At first it was harmless - paparazzi shots of us walking through Monaco, blurry photos from balconies, headlines guessing whether the girl next to me was a friend, a fling, or something more.
Then came the Ibiza trip with our friends, and suddenly every tabloid on the planet acted like they were invited too. Cameras caught us laughing on the beach, my nose pressed against her neck, her hand loose around my wrist as we moved through a crowd. It didn’t matter that we never said a word - people created their own story anyway.
But everything changed when she started coming to the races.
The first time she stepped into the paddock beside me, the media practically combusted. Every camera swung toward us like we were walking onto a red carpet. And of course, she stayed two steps behind me - always. Not because I told her to, but because she’s careful, thoughtful, trying not to make anything harder than it has to be. Still, the headlines twisted it into something else.
Does Lando Norris even want her there? Why doesn’t he walk beside her? Is she trying too hard to be part of his world?
It’s ridiculous. Because if they actually looked they’d notice the things I don’t bother hiding.
My hand on her cheek when I check in with her before I climb into the car. The way my eyes light up when she laughs at something I whisper to her. Her smile - God, that smile - when she looks at me like I’m the only person in the room. The quick hugs I pull her into when no one’s paying attention. The soft kiss I brush against her cheek when I think the cameras are pointed somewhere else.
Physical touch has always been my language. I don’t say a lot, I’ve never been great with it. But with her, my hands speak for me. A thumb brushing her jaw. Fingers tapping her back when I guide her through the paddock. My palm resting on the small of her back when crowds get overwhelming. The way she leans into me without even thinking about it.
People don’t notice that part. Or maybe they do and decide it doesn’t fit the story they want to tell.

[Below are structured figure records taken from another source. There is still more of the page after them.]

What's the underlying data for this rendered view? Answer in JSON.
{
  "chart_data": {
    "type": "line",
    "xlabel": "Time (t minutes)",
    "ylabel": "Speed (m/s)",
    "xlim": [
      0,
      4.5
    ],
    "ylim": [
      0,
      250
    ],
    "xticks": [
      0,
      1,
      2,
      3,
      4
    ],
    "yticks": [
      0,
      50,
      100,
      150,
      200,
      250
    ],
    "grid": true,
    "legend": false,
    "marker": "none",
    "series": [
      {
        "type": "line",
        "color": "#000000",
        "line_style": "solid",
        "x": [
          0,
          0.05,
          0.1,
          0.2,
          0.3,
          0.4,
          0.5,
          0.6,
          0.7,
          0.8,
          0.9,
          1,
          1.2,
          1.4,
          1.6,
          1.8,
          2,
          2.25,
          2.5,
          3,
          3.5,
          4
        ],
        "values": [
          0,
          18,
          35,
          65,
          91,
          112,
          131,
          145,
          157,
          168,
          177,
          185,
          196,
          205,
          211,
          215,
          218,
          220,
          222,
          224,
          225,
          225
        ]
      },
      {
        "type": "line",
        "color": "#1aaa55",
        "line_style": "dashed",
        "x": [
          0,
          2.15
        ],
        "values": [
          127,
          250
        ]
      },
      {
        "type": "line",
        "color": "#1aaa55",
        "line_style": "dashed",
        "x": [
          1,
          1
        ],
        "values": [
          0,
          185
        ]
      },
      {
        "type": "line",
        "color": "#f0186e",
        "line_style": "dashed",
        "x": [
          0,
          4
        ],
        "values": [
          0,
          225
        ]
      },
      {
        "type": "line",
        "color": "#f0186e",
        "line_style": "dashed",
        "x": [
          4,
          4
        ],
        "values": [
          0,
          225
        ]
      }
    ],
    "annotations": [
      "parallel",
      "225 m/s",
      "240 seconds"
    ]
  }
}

They still analyze every expression on my face - zoomed-in screenshots of my eyebrows, my mouth, my eyes.
Does he look tired? Annoyed? Bored?
They slow down a two-second clip of me walking into hospitality like they’re studying wildlife behavior. They look at her, too, picking apart her outfits, her posture, her steps behind me.

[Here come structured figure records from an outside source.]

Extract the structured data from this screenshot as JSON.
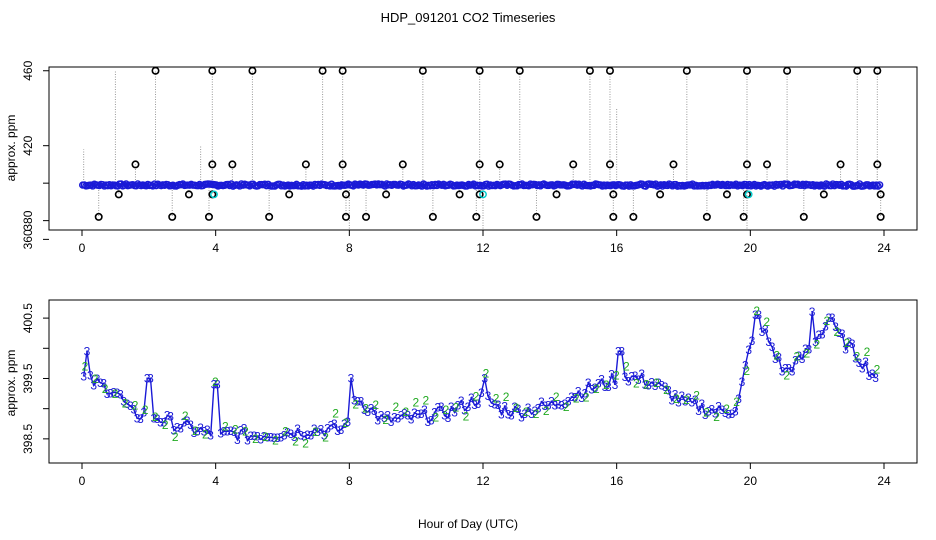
{
  "title": "HDP_091201  CO2 Timeseries",
  "x_label": "Hour of Day (UTC)",
  "chart_data": [
    {
      "type": "scatter",
      "name": "top-panel",
      "ylabel": "approx. ppm",
      "xlim": [
        0,
        24
      ],
      "ylim": [
        375,
        462
      ],
      "x_ticks": [
        0,
        4,
        8,
        12,
        16,
        20,
        24
      ],
      "y_ticks": [
        360,
        380,
        400,
        420,
        460
      ],
      "y_tick_labels": [
        "360",
        "380",
        "420",
        "460"
      ],
      "baseline_ppm": 399,
      "outlier_high_ppm": 460,
      "outlier_low_ppm": 382,
      "outlier_mid_ppm": 410,
      "outlier_midlow_ppm": 394,
      "outliers_high_x": [
        2.2,
        3.9,
        5.1,
        7.2,
        7.8,
        10.2,
        11.9,
        13.1,
        15.2,
        15.8,
        18.1,
        19.9,
        21.1,
        23.2,
        23.8
      ],
      "outliers_low_x": [
        0.5,
        2.7,
        3.8,
        5.6,
        7.9,
        8.5,
        10.5,
        11.8,
        13.6,
        15.9,
        16.5,
        18.7,
        19.8,
        21.6,
        23.9
      ],
      "outliers_mid_x": [
        1.6,
        3.9,
        4.5,
        6.7,
        7.8,
        9.6,
        11.9,
        12.5,
        14.7,
        15.8,
        17.7,
        19.9,
        20.5,
        22.7,
        23.8
      ],
      "outliers_midlow_x": [
        1.1,
        3.2,
        3.9,
        6.2,
        7.9,
        9.1,
        11.3,
        11.9,
        14.2,
        15.9,
        17.3,
        19.3,
        19.9,
        22.2,
        23.9
      ],
      "cyan_x": [
        3.95,
        12.0,
        19.95
      ],
      "series": [
        {
          "name": "baseline",
          "color": "#1a1ad6",
          "marker": "open-circle"
        },
        {
          "name": "outliers",
          "color": "#000000",
          "marker": "open-circle"
        },
        {
          "name": "flagged",
          "color": "#00cccc",
          "marker": "open-circle"
        }
      ]
    },
    {
      "type": "line",
      "name": "bottom-panel",
      "ylabel": "approx. ppm",
      "xlim": [
        0,
        24
      ],
      "ylim": [
        398.1,
        400.8
      ],
      "x_ticks": [
        0,
        4,
        8,
        12,
        16,
        20,
        24
      ],
      "y_ticks": [
        398.5,
        399.0,
        399.5,
        400.0,
        400.5
      ],
      "y_tick_labels": [
        "398.5",
        "399.5",
        "400.5"
      ],
      "marker_labels": [
        "3",
        "2"
      ],
      "series": [
        {
          "name": "3",
          "color": "#1a1ad6",
          "label": "3"
        },
        {
          "name": "2",
          "color": "#22aa22",
          "label": "2"
        }
      ],
      "key_x": [
        0.0,
        0.5,
        1.0,
        1.5,
        2.0,
        2.5,
        3.0,
        3.5,
        4.0,
        4.5,
        5.0,
        6.0,
        7.0,
        7.8,
        8.2,
        9.0,
        10.0,
        11.0,
        12.0,
        12.5,
        13.0,
        14.0,
        15.0,
        15.8,
        16.2,
        17.0,
        18.0,
        19.0,
        19.6,
        20.0,
        20.4,
        21.0,
        21.5,
        22.0,
        22.3,
        23.0,
        23.7
      ],
      "key_y": [
        399.5,
        399.4,
        399.3,
        398.9,
        398.9,
        398.8,
        398.7,
        398.65,
        398.5,
        398.6,
        398.55,
        398.6,
        398.65,
        398.65,
        399.2,
        398.8,
        398.85,
        398.95,
        399.2,
        399.0,
        398.95,
        399.05,
        399.3,
        399.45,
        399.55,
        399.45,
        399.1,
        398.95,
        399.0,
        400.05,
        400.3,
        399.6,
        399.8,
        400.2,
        400.4,
        400.0,
        399.55
      ],
      "spikes": [
        {
          "x": 0.15,
          "y": 399.95
        },
        {
          "x": 2.0,
          "y": 399.5
        },
        {
          "x": 4.0,
          "y": 399.4
        },
        {
          "x": 8.05,
          "y": 399.5
        },
        {
          "x": 12.05,
          "y": 399.5
        },
        {
          "x": 16.1,
          "y": 399.95
        },
        {
          "x": 20.2,
          "y": 400.55
        },
        {
          "x": 21.85,
          "y": 400.6
        },
        {
          "x": 22.4,
          "y": 400.5
        }
      ]
    }
  ]
}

But none of that matters when she slips her hand into mine behind the motorhome. When she rests her head briefly on my shoulder as we wait for a briefing to start. When she grins at me with that quiet warmth that makes everything in my chest loosen.
We don’t need to confirm anything. The world thinks it knows us, but the real story lives in the moments the cameras don’t catch.
Like her fingers brushing my wrist just before I put on my gloves. Like the way she exhales softly when I press my forehead to hers. Like the feeling - steady, certain, grounding - that I get every single time she looks at me.
———
We’re walking toward the garage when I feel it again - that shift in the air, the sudden sharpening of attention. The cameras turn in our direction like they’ve caught a scent. I see the long lenses rise, the quiet ripple through the crowd, the familiar weight of being watched settling on my shoulders.
And then I feel her fingers brush mine. Small, subtle, grounding.
I slow just enough so she’s beside me instead of behind. Only half a step, nothing the media can twist, but close enough that she feels my presence, my intention.
I lean in - not obviously, not enough to become a headline - but just enough for my voice to reach her alone.
“Hey..” I murmur, keeping my eyes forward as the shutters click. “Are you okay?”